他說著不太禮貌地用餐叉在盤子上敲了一下,發出聲脆響,惹得隔壁桌的同學都驚訝地朝這個方向睨了兩眼。
「不要像小朋友一樣,鍾情。」
秦思意去指正他,不過鍾情並不介意,這代表著對方沒有踏入他所不能窺見的世界,他高興都來不及。
餐刀切下的過程里,面衣碎得格外酥脆,那聲音『咔啦啦』地響,幾乎將林嘉時的腳步聲完全掩了過去。
直到對方出現在沙發邊上,鍾情這才注意到。
「生病了嗎?」
林嘉時沒有和兩人一起回學校,因此這句話代替問候成了新學期的開場。
他的視線在秦思意與鍾情之間來回搖擺了幾次,最終在前者身上停下,變成含著焦慮的關切。

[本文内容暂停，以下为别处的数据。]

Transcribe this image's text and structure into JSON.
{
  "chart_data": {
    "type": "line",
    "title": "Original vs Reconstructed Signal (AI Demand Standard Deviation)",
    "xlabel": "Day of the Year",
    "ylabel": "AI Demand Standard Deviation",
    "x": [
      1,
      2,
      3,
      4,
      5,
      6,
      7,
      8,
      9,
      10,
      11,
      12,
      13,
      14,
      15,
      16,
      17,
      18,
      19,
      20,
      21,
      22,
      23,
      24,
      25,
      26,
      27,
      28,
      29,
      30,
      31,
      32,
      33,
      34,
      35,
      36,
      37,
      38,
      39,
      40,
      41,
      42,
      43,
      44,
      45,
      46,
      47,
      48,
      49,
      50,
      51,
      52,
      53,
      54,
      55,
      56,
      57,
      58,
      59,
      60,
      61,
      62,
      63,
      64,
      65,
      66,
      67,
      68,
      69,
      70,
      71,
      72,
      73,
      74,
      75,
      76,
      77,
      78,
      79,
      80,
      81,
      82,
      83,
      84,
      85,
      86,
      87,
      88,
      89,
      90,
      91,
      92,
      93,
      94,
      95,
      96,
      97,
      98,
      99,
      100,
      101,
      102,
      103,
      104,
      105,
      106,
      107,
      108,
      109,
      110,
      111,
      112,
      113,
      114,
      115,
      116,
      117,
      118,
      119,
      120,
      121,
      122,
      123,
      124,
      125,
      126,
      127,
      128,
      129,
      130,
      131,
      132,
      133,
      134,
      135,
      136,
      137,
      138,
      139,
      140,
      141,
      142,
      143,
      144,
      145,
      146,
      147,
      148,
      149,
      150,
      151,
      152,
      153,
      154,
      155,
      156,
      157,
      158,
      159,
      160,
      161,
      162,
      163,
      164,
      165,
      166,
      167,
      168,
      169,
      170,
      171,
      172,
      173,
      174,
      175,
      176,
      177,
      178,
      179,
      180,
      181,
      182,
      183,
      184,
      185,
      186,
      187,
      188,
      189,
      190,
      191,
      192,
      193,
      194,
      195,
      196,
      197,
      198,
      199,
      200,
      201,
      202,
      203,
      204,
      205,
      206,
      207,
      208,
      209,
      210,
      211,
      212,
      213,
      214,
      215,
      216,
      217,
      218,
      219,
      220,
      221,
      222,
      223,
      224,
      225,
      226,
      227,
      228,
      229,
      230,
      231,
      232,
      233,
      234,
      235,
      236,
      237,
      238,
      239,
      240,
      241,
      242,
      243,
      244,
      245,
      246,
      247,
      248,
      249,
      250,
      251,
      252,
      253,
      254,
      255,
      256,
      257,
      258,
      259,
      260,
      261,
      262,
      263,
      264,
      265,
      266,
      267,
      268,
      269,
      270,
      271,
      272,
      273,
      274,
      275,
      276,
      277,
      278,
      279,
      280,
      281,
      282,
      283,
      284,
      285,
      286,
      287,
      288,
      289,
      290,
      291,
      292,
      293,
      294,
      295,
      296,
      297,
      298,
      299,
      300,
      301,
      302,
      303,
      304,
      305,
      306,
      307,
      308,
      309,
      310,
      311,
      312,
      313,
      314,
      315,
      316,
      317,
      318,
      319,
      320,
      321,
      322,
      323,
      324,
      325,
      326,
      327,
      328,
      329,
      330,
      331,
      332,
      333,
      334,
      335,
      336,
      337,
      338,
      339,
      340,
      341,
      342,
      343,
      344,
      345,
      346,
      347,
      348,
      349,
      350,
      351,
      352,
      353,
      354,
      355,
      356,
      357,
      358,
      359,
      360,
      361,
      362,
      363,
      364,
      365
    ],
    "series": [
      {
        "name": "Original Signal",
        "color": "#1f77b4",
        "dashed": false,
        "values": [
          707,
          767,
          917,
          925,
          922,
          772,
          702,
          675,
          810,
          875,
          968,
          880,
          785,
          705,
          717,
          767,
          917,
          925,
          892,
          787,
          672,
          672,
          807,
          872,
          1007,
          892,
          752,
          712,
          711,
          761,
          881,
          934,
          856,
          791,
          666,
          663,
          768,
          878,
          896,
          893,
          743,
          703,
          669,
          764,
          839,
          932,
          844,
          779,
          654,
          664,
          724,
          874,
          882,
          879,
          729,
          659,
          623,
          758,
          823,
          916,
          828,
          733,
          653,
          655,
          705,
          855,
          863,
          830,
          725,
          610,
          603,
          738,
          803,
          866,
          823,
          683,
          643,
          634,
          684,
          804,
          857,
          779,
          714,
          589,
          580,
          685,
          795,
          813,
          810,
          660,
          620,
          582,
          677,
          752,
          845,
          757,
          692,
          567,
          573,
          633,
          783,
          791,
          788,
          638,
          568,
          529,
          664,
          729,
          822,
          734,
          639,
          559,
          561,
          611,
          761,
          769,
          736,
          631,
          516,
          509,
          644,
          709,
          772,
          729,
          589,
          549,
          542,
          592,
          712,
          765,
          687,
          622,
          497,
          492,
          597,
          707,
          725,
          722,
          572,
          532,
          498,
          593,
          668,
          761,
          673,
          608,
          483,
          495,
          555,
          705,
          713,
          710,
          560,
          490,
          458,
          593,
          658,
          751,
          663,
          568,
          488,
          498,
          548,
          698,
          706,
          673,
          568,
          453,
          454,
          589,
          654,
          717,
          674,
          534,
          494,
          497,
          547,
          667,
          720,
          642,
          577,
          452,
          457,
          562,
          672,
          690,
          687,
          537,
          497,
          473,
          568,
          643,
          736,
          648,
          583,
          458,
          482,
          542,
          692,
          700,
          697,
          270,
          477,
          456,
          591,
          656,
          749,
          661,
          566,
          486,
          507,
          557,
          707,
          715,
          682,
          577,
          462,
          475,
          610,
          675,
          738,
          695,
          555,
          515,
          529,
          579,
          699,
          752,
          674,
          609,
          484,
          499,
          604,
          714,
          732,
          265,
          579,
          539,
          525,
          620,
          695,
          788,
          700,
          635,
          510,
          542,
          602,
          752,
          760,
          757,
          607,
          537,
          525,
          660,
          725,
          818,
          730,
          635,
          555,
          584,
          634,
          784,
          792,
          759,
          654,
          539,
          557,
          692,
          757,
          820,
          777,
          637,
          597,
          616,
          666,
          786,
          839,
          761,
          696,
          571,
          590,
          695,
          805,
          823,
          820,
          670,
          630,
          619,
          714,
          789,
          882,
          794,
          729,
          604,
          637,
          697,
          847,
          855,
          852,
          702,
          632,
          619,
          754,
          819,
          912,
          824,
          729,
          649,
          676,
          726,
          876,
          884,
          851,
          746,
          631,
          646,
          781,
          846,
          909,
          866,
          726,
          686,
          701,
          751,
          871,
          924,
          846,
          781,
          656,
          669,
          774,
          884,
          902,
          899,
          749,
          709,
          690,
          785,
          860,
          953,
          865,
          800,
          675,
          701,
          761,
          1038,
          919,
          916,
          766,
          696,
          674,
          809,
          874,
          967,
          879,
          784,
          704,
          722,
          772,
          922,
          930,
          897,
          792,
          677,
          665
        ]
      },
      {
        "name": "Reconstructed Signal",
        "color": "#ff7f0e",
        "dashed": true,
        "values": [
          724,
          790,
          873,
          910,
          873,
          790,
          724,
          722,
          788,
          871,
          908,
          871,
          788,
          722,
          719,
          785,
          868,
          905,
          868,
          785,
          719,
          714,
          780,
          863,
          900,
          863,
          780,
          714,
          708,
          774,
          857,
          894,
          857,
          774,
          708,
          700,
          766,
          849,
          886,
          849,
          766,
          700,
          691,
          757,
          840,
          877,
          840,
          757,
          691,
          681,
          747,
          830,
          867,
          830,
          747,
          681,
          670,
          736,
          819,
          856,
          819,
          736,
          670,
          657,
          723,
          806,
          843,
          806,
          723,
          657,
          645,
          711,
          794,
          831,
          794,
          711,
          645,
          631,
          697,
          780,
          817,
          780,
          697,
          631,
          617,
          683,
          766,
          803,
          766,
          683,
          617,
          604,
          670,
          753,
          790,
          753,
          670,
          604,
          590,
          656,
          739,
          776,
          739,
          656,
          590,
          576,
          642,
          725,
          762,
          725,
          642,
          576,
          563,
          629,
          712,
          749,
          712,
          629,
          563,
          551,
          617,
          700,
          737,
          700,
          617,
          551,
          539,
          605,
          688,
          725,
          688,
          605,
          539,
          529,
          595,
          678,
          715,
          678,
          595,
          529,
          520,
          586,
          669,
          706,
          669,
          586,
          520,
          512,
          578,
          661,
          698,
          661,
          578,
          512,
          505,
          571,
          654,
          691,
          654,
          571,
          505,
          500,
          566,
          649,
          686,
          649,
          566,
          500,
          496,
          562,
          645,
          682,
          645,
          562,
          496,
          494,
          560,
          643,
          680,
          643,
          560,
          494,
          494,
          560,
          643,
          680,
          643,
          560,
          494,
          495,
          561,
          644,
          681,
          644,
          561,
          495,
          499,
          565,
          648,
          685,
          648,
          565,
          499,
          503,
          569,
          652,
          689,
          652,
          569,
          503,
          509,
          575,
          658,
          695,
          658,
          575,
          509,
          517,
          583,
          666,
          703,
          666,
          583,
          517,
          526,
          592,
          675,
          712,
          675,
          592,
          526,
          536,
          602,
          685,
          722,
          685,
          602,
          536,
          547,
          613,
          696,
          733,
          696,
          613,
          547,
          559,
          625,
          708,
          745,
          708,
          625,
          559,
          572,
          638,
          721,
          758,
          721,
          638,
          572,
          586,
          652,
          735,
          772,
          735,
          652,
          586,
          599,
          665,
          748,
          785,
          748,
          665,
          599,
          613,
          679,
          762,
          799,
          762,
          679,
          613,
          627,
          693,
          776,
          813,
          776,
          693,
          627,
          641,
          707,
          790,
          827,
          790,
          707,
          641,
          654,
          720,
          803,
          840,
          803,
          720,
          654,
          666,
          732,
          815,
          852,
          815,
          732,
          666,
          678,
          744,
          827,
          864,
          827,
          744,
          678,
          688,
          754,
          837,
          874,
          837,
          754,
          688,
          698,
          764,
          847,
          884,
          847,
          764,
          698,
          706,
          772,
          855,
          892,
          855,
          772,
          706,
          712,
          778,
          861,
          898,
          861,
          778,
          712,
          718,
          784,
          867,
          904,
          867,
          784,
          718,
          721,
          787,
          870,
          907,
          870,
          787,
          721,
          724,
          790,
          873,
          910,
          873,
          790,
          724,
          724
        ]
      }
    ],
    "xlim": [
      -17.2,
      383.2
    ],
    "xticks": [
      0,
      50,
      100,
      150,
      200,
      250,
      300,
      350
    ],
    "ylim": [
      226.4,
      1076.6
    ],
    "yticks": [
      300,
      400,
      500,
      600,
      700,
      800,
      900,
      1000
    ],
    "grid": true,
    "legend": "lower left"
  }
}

這日的天氣太好,湛湛青空鋪著初至的晨光,將所有可以用以掩飾的陰翳全部蓋了過去。
秦思意躲不開林嘉時的眼神,又不知該如何回答,末了只好求助似的看向鍾情,無聲地在飄浮的光屑里念出了由後者的名字構成的咒語。
鍾情看見秦思意的唇瓣無比輕微地翕動了兩下。
細膩的皮膚在短暫牽動後分開,露出一小條縫隙,用唇間看不清的黑暗更襯托出外在的紅潤與柔軟。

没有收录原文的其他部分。